Per ADR-019 §5, every 90 days there is a scheduled ops sprint that:

  1. Rotates every root token stored in 1Password sv0-infra (Cloudflare, Atlas, GitHub, BetterStack, Grafana Cloud, TFC, Hetzner).
  2. Updates corresponding TFC workspace variables.
  3. Triggers Terraform-driven GitHub Actions secret rotations via PR.
  4. Documents the security scoping decisions made during rotation (e.g., "this quarter we scoped the Cloudflare token from Global to zone-specific; here's the token's permissions table").
  5. Reviews the drift-allowlist.md entries in each workspace and removes stale known-drift exceptions.

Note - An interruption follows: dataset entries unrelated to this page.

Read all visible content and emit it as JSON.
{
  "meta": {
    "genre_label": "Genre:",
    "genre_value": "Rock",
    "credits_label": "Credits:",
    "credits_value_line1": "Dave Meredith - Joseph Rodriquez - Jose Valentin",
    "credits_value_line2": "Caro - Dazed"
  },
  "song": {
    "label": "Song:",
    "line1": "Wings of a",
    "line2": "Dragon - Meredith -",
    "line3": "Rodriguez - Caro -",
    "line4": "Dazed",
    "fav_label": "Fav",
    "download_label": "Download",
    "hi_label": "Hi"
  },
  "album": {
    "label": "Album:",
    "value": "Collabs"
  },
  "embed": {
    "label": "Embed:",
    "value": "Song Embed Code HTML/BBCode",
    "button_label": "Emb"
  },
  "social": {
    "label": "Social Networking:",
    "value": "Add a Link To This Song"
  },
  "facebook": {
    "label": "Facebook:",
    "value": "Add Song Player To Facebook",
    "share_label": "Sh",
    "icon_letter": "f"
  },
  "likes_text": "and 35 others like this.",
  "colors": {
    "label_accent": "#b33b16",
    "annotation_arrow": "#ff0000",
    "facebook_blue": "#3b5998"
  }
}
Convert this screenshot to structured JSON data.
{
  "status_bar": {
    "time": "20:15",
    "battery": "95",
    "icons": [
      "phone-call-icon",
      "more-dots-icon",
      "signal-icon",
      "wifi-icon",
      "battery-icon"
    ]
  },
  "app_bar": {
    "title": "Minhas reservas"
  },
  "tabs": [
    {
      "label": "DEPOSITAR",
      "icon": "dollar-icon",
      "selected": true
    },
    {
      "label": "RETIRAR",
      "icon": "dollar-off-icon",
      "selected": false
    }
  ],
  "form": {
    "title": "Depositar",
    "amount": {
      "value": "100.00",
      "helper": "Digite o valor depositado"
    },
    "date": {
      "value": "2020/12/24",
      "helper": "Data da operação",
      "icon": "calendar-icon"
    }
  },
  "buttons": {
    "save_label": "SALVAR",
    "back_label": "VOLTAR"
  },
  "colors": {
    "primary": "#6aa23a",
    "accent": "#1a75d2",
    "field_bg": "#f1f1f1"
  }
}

The first scheduled sprint is 2026-07-23 (90 days after this plan's acceptance). Reminder goes in Ivan's calendar and as a recurring GitHub issue in sv0-infrastructure.

Tracking

PhaseIssueOwnerStatus
PrerequisitesCreate sv0-infrastructure repo + TFC org + 1Password vault entriesIvanblocks Phase 1
Phase 1sv0-documentation#203 until sv0-infrastructure exists, then replace with repo-local issueClaude drafts, Ivan reviewsnot started
Phase 2sv0-infrastructure#7 (PR #8)Claude drafts, Ivan reviewscluster scaffold open for review; GH-env-secrets follow-up after cluster is live
Phase 3sv0-infrastructure#? + sv0-platform#?tbdqueued behind pilot-stable
Phase 4sv0-infrastructure#?tbdqueued behind observability stack rollout (sv0-platform#494)
Quarterly sprintscheduled for 2026-07-23Ivanrecurring

Umbrella epic: sv0-documentation#195 (MediaPro readiness) references Phases 1-2. Phases 3-4 get their own follow-up issues when their triggers fire.